1- Kazf, iftira demektir. Öncelikle zina iftirasına denir ise de, başka çeşit suçların iftirası için de kullanılabilir. Şeriatımızda zina suçu isnad etmenin cezası ağırdır. Kâzıfa yani iftiracıya seksen sopa vurulur.

2- Bu rivayet, kölesini zina ile suçlayan efendiye dünyada celde cezası verilmeyeceğini ifade eder. Çünkü, dünyada da ceza verilecek olsaydı, Resulullah'ın onu belirtmesi gerekirdi. "Resulullah bunu, hürle köleyi ayırmak için beyan buyurmuştur" denmiştir. Zira köle  kazıfta bulunsa cumhura göre celde cezasının yarısı tatbik edilir.

Mühelleb: "Hür kimse, köleye kazıfta bulunsa celde tatbik edilmeyeceği hususunda icma var" demiş ise de icma iddiası hatalı bulunmuştur. Zira, İbnu Ömer, Hasan Basrî, Ehl-i Zâhir bir başkasının ümmü veledine zina iftirasında bulunan kimseye hadd vurulacağı  görüşündedirler.

Nevevî der ki: "Hadiste, köleye kazıfta bulunan kimse dünyada hadd  tatbik edilmeyeceğine işaret edilmiştir, bu hususta icma vardır. Ancak, yine de kâzıf, tâ'zir edilir. Çünkü köle, muhsan kabul edilmez. O isterse tam köle, isterse hürriyet şâibesi bulunan köle olsun, müdebber, mükâteb veya ümme veled olsun farketmez, hepsi böyledir (gayr-ı muhsan kabul edilirler.)" İmâm Mâlik ve Şâfiî rahimehümullah: "Köle zannıyla  hür kimseye kazıfta bulunana hadd cezası gerektiğine hükmetmişlerdir.

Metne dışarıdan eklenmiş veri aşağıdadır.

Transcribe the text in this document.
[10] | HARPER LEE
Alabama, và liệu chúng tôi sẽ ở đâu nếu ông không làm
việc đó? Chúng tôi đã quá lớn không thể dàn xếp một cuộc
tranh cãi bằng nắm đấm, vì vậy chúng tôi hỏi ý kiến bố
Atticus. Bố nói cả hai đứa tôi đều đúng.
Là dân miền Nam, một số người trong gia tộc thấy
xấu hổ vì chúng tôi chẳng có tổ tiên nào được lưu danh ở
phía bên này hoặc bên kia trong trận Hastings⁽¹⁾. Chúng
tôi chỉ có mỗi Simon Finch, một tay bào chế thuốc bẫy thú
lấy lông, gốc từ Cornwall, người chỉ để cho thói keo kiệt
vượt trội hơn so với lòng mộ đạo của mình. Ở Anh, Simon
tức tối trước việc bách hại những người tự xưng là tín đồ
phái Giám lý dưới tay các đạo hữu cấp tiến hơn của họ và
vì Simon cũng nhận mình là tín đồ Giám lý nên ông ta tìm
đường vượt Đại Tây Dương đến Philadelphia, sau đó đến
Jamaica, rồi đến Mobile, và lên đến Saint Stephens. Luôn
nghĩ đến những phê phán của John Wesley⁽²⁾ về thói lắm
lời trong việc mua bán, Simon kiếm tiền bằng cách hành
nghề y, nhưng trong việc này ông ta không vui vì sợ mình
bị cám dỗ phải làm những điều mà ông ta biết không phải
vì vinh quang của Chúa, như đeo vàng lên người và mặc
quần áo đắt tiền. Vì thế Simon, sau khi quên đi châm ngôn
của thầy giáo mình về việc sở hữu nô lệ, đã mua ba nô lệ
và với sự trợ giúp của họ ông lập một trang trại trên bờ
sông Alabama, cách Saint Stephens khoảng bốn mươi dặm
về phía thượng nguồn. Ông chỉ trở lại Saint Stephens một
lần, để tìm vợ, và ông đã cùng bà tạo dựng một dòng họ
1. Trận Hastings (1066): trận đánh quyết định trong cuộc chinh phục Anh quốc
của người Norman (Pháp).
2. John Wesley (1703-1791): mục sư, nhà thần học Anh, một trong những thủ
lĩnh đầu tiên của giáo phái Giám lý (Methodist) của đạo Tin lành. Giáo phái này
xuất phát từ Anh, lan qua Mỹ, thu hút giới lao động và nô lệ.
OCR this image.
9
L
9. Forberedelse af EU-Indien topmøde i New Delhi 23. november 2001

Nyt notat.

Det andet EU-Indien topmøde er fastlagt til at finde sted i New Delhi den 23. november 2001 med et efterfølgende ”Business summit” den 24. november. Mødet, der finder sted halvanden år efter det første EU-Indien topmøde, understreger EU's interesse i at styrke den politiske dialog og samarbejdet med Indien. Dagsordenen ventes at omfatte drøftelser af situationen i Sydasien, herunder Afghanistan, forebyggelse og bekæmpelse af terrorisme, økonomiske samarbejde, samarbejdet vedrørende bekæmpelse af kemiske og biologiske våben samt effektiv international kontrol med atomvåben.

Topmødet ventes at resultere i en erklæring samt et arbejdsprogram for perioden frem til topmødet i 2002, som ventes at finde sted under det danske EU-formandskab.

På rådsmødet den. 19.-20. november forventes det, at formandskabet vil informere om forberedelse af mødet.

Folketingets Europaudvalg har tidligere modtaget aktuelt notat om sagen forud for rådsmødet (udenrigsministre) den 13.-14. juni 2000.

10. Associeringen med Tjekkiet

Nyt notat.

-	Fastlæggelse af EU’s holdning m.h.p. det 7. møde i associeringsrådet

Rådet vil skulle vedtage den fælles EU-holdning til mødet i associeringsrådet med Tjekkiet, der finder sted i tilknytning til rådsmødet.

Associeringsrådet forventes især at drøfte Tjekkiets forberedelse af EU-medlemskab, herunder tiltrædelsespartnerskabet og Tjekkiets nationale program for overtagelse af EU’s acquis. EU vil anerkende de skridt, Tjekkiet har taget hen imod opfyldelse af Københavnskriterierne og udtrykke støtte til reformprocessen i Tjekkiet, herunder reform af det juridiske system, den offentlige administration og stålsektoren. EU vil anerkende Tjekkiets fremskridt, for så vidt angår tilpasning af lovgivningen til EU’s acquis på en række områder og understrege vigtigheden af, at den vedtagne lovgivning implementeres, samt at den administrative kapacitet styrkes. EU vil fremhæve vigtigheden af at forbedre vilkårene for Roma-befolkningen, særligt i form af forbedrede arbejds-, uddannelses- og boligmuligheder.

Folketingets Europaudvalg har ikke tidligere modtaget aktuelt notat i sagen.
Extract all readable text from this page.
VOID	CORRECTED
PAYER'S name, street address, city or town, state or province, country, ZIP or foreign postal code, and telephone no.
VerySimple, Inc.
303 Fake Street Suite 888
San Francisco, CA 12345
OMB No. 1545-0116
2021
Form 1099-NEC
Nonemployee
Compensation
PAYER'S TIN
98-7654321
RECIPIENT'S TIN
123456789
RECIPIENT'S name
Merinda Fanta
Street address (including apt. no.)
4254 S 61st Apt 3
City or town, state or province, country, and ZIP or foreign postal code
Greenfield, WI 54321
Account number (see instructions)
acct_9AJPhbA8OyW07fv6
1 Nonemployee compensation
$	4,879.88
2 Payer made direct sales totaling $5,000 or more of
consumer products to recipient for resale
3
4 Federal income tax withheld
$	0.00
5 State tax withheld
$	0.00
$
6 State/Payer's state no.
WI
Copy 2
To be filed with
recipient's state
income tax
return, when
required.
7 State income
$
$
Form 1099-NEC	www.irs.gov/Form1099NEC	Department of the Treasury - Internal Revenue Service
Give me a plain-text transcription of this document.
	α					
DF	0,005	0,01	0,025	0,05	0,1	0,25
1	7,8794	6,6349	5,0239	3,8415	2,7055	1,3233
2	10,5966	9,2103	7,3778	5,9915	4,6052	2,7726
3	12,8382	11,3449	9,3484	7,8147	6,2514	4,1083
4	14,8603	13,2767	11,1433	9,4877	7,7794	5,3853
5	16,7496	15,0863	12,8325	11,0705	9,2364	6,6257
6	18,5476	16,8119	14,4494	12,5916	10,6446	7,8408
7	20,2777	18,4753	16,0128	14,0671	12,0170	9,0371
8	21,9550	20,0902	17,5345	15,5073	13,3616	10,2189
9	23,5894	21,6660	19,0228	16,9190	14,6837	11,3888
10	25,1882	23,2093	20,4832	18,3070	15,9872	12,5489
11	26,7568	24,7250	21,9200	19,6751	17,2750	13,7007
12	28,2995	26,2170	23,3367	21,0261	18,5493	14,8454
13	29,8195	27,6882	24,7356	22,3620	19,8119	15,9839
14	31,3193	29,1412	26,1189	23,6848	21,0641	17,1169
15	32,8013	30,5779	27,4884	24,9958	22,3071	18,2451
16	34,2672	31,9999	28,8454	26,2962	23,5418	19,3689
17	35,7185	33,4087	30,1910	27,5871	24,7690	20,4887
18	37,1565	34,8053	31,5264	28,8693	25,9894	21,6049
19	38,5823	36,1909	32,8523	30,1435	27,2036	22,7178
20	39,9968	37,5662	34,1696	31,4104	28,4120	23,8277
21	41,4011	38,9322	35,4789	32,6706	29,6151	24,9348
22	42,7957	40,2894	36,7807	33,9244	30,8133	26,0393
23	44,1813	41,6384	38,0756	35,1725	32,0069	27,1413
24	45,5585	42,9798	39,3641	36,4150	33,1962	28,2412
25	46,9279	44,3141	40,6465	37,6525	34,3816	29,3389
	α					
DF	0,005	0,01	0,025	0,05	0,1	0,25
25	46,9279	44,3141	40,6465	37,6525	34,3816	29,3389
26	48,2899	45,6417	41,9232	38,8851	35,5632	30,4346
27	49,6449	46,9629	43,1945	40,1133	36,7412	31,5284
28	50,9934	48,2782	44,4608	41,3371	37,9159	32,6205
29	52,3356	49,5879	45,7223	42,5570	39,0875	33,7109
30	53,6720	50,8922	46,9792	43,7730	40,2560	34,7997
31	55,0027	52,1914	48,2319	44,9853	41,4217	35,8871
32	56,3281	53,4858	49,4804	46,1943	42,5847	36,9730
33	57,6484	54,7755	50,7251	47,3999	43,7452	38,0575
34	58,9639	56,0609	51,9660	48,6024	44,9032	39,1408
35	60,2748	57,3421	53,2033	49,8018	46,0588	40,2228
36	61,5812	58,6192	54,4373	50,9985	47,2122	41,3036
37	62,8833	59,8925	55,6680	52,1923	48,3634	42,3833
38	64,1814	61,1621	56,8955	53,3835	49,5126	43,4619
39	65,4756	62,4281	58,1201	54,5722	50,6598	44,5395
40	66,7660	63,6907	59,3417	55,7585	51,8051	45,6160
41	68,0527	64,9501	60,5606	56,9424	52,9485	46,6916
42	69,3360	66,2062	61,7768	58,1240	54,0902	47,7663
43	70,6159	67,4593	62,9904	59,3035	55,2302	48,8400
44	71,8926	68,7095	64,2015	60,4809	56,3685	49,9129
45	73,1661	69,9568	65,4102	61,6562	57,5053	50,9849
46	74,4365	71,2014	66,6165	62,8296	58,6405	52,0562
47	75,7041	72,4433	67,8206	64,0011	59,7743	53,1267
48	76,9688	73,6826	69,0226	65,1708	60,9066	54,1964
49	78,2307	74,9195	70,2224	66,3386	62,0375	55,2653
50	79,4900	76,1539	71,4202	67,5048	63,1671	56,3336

Müdebber; Efendisinin "Ben öldükten sonra hür olsun" dediği köledir.

Mükâteb: Efendisiyle anlaşarak hürriyetini satın almak üzere ödeme yapan köledir.

Ümmü Veled: Efendisinden çocuk doğuran köle. Bu artık  satılamaz, efendisi ölünce hür olur, kimse ona vâris olamaz.[7]


 

[1] İbrahim Canan, Kutub-i Sitte Tercüme ve Şerhi, Akçağ Yayınları: 12/5.

[2] İbrahim Canan, Kutub-i Sitte Tercüme ve Şerhi, Akçağ Yayınları: 12/5.

[3] İbrahim Canan, Kutub-i Sitte Tercüme ve Şerhi, Akçağ Yayınları: 12/6.

[4] İbrahim Canan, Kutub-i Sitte Tercüme ve Şerhi, Akçağ Yayınları: 12/6.

[5] İbrahim Canan, Kutub-i Sitte Tercüme ve Şerhi, Akçağ Yayınları: 12/7.

[6] İbrahim Canan, Kutub-i Sitte Tercüme ve Şerhi, Akçağ Yayınları: 12/7.

[7] İbrahim Canan, Kutub-i Sitte Tercüme ve Şerhi, Akçağ Yayınları: 12/8.